Pour l’un comme pour l’autre, il est plus que jamais nécessaire de renforcer l’Etat de droit et les cours, seuls capables de faire respecter ces principes. Nous pouvons faire prospérer le principe d’habitabilité par des changements en profondeur du droit qui emprunteraient trois voies juridiques supérieures.

Forme juridique contraignante

La première est la constitutionnalisation : tout comme hier le monde a hissé la dignité au rang de principe constitutionnel inviolable et sacré, nous pouvons consacrer la valeur constitutionnelle du principe habitabilité pour poser un rempart contre tout ce qui porte atteinte aux conditions de la prospérité de la vie.

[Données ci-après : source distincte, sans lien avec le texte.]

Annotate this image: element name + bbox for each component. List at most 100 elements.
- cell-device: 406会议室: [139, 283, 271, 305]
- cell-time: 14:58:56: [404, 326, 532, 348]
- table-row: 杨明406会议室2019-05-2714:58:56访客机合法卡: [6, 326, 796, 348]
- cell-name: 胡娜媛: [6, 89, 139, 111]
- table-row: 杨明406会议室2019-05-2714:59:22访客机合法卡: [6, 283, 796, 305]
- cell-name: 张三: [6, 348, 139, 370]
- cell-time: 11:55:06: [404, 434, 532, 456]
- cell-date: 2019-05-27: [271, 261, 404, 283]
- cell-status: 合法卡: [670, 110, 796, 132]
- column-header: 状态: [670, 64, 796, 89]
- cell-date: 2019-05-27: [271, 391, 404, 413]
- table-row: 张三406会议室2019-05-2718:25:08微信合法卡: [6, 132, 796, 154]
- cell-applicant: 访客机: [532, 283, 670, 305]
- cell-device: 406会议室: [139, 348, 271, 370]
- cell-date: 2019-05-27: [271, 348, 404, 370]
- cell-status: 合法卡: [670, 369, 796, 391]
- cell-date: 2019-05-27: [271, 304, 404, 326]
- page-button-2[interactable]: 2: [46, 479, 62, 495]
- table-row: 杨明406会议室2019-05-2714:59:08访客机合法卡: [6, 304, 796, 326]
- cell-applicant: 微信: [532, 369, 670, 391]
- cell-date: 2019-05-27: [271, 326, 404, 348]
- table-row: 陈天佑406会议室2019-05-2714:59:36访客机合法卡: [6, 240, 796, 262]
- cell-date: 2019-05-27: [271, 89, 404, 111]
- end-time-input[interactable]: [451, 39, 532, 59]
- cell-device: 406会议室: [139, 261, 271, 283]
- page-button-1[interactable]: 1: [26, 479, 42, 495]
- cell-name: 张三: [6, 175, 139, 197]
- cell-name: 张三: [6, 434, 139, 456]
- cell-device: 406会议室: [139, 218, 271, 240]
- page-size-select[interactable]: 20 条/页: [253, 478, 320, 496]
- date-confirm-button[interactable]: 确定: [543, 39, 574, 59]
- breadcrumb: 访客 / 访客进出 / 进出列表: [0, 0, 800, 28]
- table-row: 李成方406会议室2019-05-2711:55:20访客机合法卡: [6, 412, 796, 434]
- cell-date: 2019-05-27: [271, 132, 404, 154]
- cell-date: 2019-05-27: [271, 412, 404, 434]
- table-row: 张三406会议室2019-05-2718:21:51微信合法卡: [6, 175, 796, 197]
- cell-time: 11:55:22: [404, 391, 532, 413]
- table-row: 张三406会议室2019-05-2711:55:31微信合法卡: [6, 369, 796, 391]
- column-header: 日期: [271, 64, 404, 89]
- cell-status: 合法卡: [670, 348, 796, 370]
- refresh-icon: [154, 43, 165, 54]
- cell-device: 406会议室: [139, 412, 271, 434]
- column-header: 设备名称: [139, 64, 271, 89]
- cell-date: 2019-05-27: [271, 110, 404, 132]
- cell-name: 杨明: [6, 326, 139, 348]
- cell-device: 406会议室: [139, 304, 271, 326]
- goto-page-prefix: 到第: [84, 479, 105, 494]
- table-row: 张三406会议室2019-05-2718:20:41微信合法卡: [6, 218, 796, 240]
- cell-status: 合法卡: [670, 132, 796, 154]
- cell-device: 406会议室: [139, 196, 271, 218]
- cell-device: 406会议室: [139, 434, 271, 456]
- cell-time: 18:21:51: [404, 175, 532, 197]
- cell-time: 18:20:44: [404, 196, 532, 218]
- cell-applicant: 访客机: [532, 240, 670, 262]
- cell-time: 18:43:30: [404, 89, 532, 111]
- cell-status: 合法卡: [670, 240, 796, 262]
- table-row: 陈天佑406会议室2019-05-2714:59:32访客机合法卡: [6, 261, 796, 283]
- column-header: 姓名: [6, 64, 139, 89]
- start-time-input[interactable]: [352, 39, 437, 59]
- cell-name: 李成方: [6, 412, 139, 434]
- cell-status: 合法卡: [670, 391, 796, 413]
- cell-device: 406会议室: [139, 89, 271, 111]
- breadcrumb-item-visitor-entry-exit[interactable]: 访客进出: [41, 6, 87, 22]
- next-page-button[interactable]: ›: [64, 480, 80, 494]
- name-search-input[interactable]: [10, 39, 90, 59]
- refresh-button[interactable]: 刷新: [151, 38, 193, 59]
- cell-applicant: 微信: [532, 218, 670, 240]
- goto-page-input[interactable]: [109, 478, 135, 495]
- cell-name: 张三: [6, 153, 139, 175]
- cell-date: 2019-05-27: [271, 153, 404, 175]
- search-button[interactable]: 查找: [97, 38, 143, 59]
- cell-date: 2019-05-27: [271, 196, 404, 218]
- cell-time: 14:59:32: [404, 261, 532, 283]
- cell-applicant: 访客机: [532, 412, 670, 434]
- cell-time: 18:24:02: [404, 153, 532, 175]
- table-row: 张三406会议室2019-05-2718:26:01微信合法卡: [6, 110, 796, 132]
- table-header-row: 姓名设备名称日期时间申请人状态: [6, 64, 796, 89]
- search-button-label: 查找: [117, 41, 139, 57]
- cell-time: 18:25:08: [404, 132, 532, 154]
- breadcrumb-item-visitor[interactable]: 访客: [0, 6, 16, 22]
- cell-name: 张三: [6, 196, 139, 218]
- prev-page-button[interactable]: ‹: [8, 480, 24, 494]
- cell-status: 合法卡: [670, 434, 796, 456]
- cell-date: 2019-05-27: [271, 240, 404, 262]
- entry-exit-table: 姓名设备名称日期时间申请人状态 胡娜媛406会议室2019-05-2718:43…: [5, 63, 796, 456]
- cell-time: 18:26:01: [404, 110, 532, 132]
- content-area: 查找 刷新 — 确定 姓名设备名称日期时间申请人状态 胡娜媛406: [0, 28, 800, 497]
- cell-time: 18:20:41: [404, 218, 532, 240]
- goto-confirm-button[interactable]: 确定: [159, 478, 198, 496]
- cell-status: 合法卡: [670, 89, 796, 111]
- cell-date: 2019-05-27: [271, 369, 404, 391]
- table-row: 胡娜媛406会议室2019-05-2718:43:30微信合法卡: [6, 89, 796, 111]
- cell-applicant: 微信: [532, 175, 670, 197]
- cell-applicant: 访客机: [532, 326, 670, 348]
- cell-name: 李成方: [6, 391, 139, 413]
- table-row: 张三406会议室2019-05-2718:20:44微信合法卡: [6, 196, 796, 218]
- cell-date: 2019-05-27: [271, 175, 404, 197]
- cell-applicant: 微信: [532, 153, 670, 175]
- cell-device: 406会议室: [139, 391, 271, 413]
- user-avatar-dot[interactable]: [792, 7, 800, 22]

La deuxième serait la criminalisation : tout comme hier la communauté internationale s’est regroupée autour de la notion de crimes contre l’humanité pour sanctionner les atteintes à la dignité, elle pourrait se retrouver autour de la notion de crimes contre l’habitabilité pour élever au rang des crimes graves de la Cour pénale internationale les attaques généralisées et systématiques qui mettent en danger la santé et la sécurité de la biosphère.

Une troisième solution serait l’internationalisation de ce principe : tout comme hier les peuples se sont alliés pour faire progresser les droits humains au nom de la dignité, à l’image des deux pactes de 1966 venus renforcer les droits humains reconnus en 1948, ils pourraient adopter un traité international sur la responsabilité de protéger les conditions d’habitabilité afin de donner une force juridique contraignante aux traités environnementaux qui, aujourd’hui, sont essentiellement déclaratoires.

Le Brésil a qualifié la COP30 de « COP de la vérité ». Pour les sciences, cette vérité porte un nom : « l’habitabilité ». Faisons en sorte que le principe habitabilité devienne pour le droit du XXIe siècle ce qu’a été la dignité pour le droit du XXe siècle : une valeur boussole imprescriptible et inaliénable.

Baptiste Morizot est agrégé de philosophie, maître de conférences à l’université d’Aix-Marseille ; Laurent Neyret est agrégé de droit, professeur à Sciences Po.